Damit wird auch der Regelungszweck der Vorschrift verständlich. Ohne die Regelung der §§ 1 Abs. 1 Nr. 3, 8 ErbStG wäre nämlich die Auflage als Nachlassverbindlichkeit (§ 10 Abs. 5 Nr. 2 ErbStG) abzugsfähig, während die Zweckzuwendung, die lediglich einen bestimmten Zweck oder unbestimmten (vagen) Personenkreis begünstigt, nicht steuerpflichtig wäre, sodass das zur Zweckerfüllung eingesetzte Vermögen im Ergebnis unversteuert bliebe. An dieser Stelle setzt § 8 an, unterwirft die Zweckzuwendung ebenfalls der Besteuerung und schließt damit die ansonsten bestehende Besteuerungslücke (s. § 1 Rn. 17). Folge davon ist, dass das Zweckvermögen steuerrechtlich verselbständigt wird und als solches der Besteuerung unterliegt, obwohl eine bestimmte Person, die als Erwerber bereichert sein könnte, fehlt. Rechtssystematisch ist dies schwierig begründbar (s. § 1 Rn. 17; ebenso Esskandari in L/S, § 8 Rn. 6; Geck in K/E, § 8 Rn. 14), lässt sich aber aus dem Zweck der Regelung, eine Besteuerungslücke zu schließen, erklären. Daraus ergibt sich auch, dass § 8 ErbStG zu den Besteuerungstatbeständen der §§ 3, 7 ErbStG subsidiär ist und nur eingreift, wenn diese nicht erfüllt sind (s. Esskandari in S/L, § 8 ErbStG Rn. 6; Gottschalk in T/G/J/G, § 8 Rn. 8; Mirbach/Engelhof in W/J, § 8 Rn. 1). Insbesondere die §§ 3 Abs. 2 Nr. 2 und 7 Abs. 1 Nr. 2 ErbStG schließen eine Anwendung von § 8 ErbStG aus.

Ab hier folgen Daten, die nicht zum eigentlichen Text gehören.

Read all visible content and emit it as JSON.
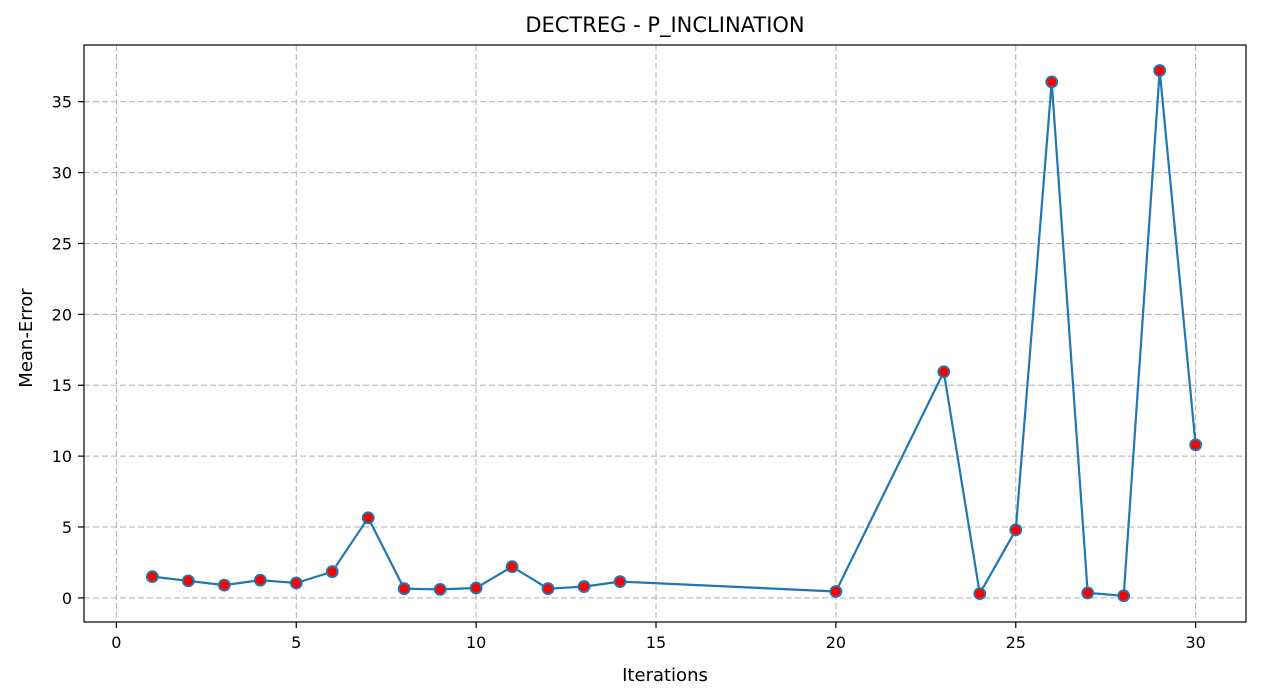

Der Erblasser verfügt letztwillig, einen gewissen Geldbetrag für Hilfsbedürftige in der Gemeinde zu verwenden.
Lösung:
Der Erbe kann bei Erfüllung der Auflage, den für die Unterstützung der Hilfsbedürftigen aufgewandten Betrag als Nachlassverbindlichkeit gem. § 10 Abs. 5 Nr. 2 ErbStG bereicherungsmindernd abziehen. Die Auflage, Hilfsbedürftige innerhalb der Gemeinde zu unterstützen, begünstigt einen unbestimmten Personenkreis, sodass darin eine Zweckzuwendung zu sehen ist, die nach §§ 1 Abs. 1 Nr. 3, 8 ErbStG steuerpflichtig ist (Einzelheiten zur Besteuerung s. Rn. 6 ff.).